The height h is the perpendicular distance between the two parallel sides — measured straight across, not along a leg.
One quick visual proof: take two identical copies of the trapezoid, flip one upside-down, and join them along a leg. The combined figure is a parallelogram with base (b₁ + b₂) and height h. The parallelogram’s area is base × height = (b₁ + b₂) × h. Since this contains two copies of the original trapezoid, one trapezoid’s area is half: (b₁ + b₂) × h / 2.
An alternative proof: cut the trapezoid with a diagonal into two triangles. One triangle has base b₁ and height h (area = ½ × b₁ × h). The other has base b₂ and height h (area = ½ × b₂ × h). Sum: ½b₁h + ½b₂h = ½(b₁ + b₂)h.
Either way, the formula falls out cleanly.
A trapezoid has parallel sides 8 cm and 12 cm, and the perpendicular distance between them is 5 cm.
A = ½(8 + 12)(5) = ½(20)(5) = ½(100) = 50 cm².
A trapezoid has area 60 cm², bases 8 cm and 12 cm. Find its height.
60 = ½(8 + 12) × h
60 = ½ × 20 × h
60 = 10h
h = 6 cm
The formula rearranges cleanly: h = 2A / (b₁ + b₂).
An isosceles trapezoid has bases 6 and 10, and slant legs of length 5. Find its area.
An isosceles trapezoid has two legs of equal length. By symmetry, if you drop perpendiculars from the endpoints of the shorter base to the longer base, they cut off two congruent right triangles at each end. Each triangle has hypotenuse 5 (the leg) and horizontal leg (10 − 6) / 2 = 2.
By the Pythagorean theorem, the height (vertical leg) is h = √(5² − 2²) = √21 ≈ 4.58.
Area = ½(6 + 10)(√21) = 8√21 ≈ 36.66 cm².
A trapezoid has vertices at (0, 0), (6, 0), (4, 3), and (1, 3). Find its area.

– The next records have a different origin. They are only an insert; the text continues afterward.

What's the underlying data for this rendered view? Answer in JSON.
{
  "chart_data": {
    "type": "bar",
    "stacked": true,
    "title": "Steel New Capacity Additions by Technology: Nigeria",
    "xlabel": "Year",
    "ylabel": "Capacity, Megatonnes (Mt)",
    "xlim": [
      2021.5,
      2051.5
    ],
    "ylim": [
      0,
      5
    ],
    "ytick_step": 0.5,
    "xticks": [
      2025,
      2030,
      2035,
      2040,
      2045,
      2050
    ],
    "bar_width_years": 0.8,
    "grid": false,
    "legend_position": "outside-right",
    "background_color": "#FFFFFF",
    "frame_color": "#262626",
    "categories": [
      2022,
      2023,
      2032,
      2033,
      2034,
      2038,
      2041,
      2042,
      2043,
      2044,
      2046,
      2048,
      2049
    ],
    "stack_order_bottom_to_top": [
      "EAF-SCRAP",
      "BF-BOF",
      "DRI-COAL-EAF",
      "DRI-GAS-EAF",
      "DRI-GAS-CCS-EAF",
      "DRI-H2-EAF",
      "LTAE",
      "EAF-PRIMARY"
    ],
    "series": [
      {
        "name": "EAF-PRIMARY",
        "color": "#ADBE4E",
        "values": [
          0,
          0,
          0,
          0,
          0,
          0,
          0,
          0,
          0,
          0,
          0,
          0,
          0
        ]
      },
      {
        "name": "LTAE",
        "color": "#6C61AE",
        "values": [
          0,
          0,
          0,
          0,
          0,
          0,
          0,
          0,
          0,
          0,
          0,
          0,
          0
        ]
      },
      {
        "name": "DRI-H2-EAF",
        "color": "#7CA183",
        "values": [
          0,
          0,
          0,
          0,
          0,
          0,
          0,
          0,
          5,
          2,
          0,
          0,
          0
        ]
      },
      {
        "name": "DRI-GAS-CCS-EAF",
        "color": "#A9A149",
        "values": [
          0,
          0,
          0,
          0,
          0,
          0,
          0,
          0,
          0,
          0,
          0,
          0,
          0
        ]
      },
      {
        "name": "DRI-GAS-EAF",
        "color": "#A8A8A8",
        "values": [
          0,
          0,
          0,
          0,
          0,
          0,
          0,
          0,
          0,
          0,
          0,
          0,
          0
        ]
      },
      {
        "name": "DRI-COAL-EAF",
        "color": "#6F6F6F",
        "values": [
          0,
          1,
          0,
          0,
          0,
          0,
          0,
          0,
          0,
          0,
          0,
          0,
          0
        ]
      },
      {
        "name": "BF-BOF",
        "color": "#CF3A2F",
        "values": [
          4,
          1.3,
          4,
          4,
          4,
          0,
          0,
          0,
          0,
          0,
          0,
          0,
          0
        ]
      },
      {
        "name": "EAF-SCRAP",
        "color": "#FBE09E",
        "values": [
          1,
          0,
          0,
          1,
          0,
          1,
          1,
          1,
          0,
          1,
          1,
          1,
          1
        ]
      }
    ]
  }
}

The bases are the two horizontal segments (since both pairs of points have matching y-values). Top base: from (1, 3) to (4, 3) has length 3. Bottom base: from (0, 0) to (6, 0) has length 6. Height: vertical distance between y = 0 and y = 3 is h = 3.
A = ½(3 + 6)(3) = ½(9)(3) = 13.5 square units.
The area formula works for all three types — only the base lengths and the height matter.
In American English, a trapezoid has at least one pair of parallel sides, and a trapezium is a quadrilateral with NO parallel sides.
In British English (and most of the world outside the US), the meanings are reversed: a trapezium has at least one pair of parallel sides, and a trapezoid has none.
If you are reading a textbook or paper, check which convention it uses. The formula A = ½(b₁ + b₂)h applies to the shape with parallel sides — whichever name the source uses for it.
Most modern American textbooks use the inclusive definition: a trapezoid has at least one pair of parallel sides. Under this definition, parallelograms are special cases of trapezoids (they have two pairs).
The older exclusive definition required exactly one pair of parallel sides, ruling out parallelograms. Most contemporary geometry uses the inclusive definition because it makes theorems and formulas more general.
For trapezoid area problems with all four sides given, use the Trapezoid Calculator. For the general “area of any quadrilateral” case where the figure isn’t necessarily a trapezoid, see Area of Any Polygon. For the related parallelogram (a trapezoid with both pairs of sides parallel), see the Parallelogram Calculators.
How do I find the area of a trapezoid given only its four sides? You need either the height or enough information to derive it. With four sides given but no perpendicular height, you can use the diagonal lengths or solve via the Pythagorean theorem if the trapezoid is isosceles or has a right angle. For arbitrary trapezoids from four side lengths alone, the area is not uniquely determined.
What’s the difference between a trapezoid and a parallelogram? A parallelogram has both pairs of opposite sides parallel. A trapezoid (American) has at least one pair parallel. Under the inclusive definition, every parallelogram is a trapezoid; under the exclusive definition, no parallelogram is a trapezoid.
What’s the area of a regular trapezoid? “Regular trapezoid” is not a standard term — most trapezoids are not regular in the polygon sense (only regular polygons have all sides AND angles equal, which would make them parallelograms or worse, squares). You may have heard “isosceles trapezoid” — see the section above.